There are grains of truth in this, especially in the current low-vitamin D, no early treatment regime. Infected vaccinated people can infect fully vaccinated parents who then pass the disease along to their children, who can’t or shouldn’t be vaccinated. However, it is now known that vaccination provides only marginal reduction in transmission. Rather than fuss over this threat to their children, such parents should read the research and ensure their entire family’s 25-hydroxyvitamin D levels up to healthy levels all year round. They should also prepare early treatments in their home, for instant action if they are infected, without delays involving doctor’s appointments, prescriptions etc.

Those who think we can vaccinate our way to freedom should educate themselves on vitamin D, the immune system and early treatment. They should insist that all doctors do the same. They should protect doctors who criticise the current vaccination program from government censure. Likewise doctors and others who research and promote genuinely beneficial nutritional and early treatment approaches to dealing with COVID-19.

Refs for this graph are at my older and less organised site: aminotheory.com/cv19/#vc.

Here are links to particular parts of the video in which Professor Andrew Pollard spoke. I have tried to summarise the subjects he mentioned:

  • Risks and benefits for children - who he says are largely unaffected by COVID-19. 2048 and 5012.

  • New variants are going to appear. The current (delta) variant and others of significance appeared before vaccination programs. No variants of concern have arisen from populations which have been vaccinated. 2432.

  • Learning to live with endemic COVID-19. 3645.
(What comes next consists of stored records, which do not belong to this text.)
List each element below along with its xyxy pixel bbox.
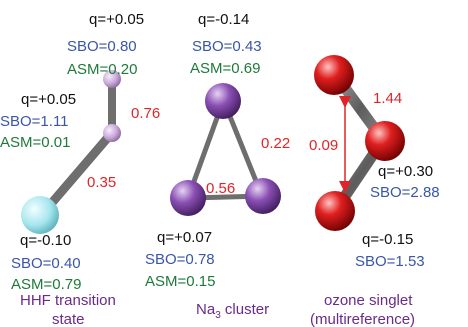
na-left-charge: q=+0.07 <box>157 229 212 246</box>
na-left-asm: ASM=0.15 <box>145 273 215 290</box>
bond-na-bottom-value: 0.56 <box>206 180 235 197</box>
o-atom-bottom <box>315 191 355 231</box>
na-atom-top <box>205 83 241 119</box>
h-mid-charge: q=+0.05 <box>21 91 76 108</box>
f-asm: ASM=0.79 <box>11 276 81 293</box>
bond-h-f-value: 0.35 <box>87 174 116 191</box>
o-atom-top <box>314 55 354 95</box>
h-mid-asm: ASM=0.01 <box>0 134 70 151</box>
panel-na3: q=-0.14 SBO=0.43 ASM=0.69 0.22 0.56 q=+0… <box>145 11 290 321</box>
bond-o-top-center-value: 1.44 <box>373 90 402 107</box>
f-sbo: SBO=0.40 <box>11 255 81 272</box>
na-top-sbo: SBO=0.43 <box>192 38 262 55</box>
o-center-charge: q=+0.30 <box>378 163 433 180</box>
panel-hhf: q=+0.05 SBO=0.80 ASM=0.20 q=+0.05 SBO=1.… <box>0 11 160 327</box>
h-top-asm: ASM=0.20 <box>67 61 137 78</box>
ozone-caption-line1: ozone singlet <box>324 292 413 309</box>
hhf-caption-line2: state <box>52 311 85 327</box>
na-atom-right <box>245 178 281 214</box>
f-atom <box>21 196 59 234</box>
na-atom-left <box>170 180 206 216</box>
h-atom-middle <box>103 124 121 142</box>
o-end-interaction-value: 0.09 <box>309 137 338 154</box>
h-top-charge: q=+0.05 <box>89 11 144 28</box>
o-bottom-charge: q=-0.15 <box>362 231 413 248</box>
o-atom-center <box>365 121 405 161</box>
na-top-charge: q=-0.14 <box>198 11 249 28</box>
bond-h-h-value: 0.76 <box>131 105 160 122</box>
na3-caption: Na3 cluster <box>196 301 269 321</box>
panel-ozone: 1.44 0.09 q=+0.30 SBO=2.88 q=-0.15 SBO=1… <box>309 55 440 327</box>
hhf-caption-line1: HHF transition <box>20 292 116 309</box>
bond-h-f <box>39 130 115 217</box>
o-bottom-sbo: SBO=1.53 <box>355 253 425 270</box>
h-top-sbo: SBO=0.80 <box>67 38 137 55</box>
na-left-sbo: SBO=0.78 <box>145 251 215 268</box>
ozone-caption-line2: (multireference) <box>310 311 415 327</box>
bond-na-right-value: 0.22 <box>261 135 290 152</box>
h-atom-top <box>103 70 121 88</box>
f-charge: q=-0.10 <box>20 232 71 249</box>
h-mid-sbo: SBO=1.11 <box>0 113 69 130</box>
o-center-sbo: SBO=2.88 <box>370 184 440 201</box>
na-top-asm: ASM=0.69 <box>190 60 260 77</box>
  • Booster doses not yet justified by reduction in protection against severe disease. Better to use available doses for other countries rather than boosters for those in the UK. 4857, 6020.

  • Vaccine expiry dates - set by regulator based on available evidence. 4767.

  • Political priorites, including the value of sending vaccines to other countries such as in Africa, where COVID-19 is disrupting vaccination of children against measles and other diseases. 2180, 2770, 4053, 4665, 5696 and 6426.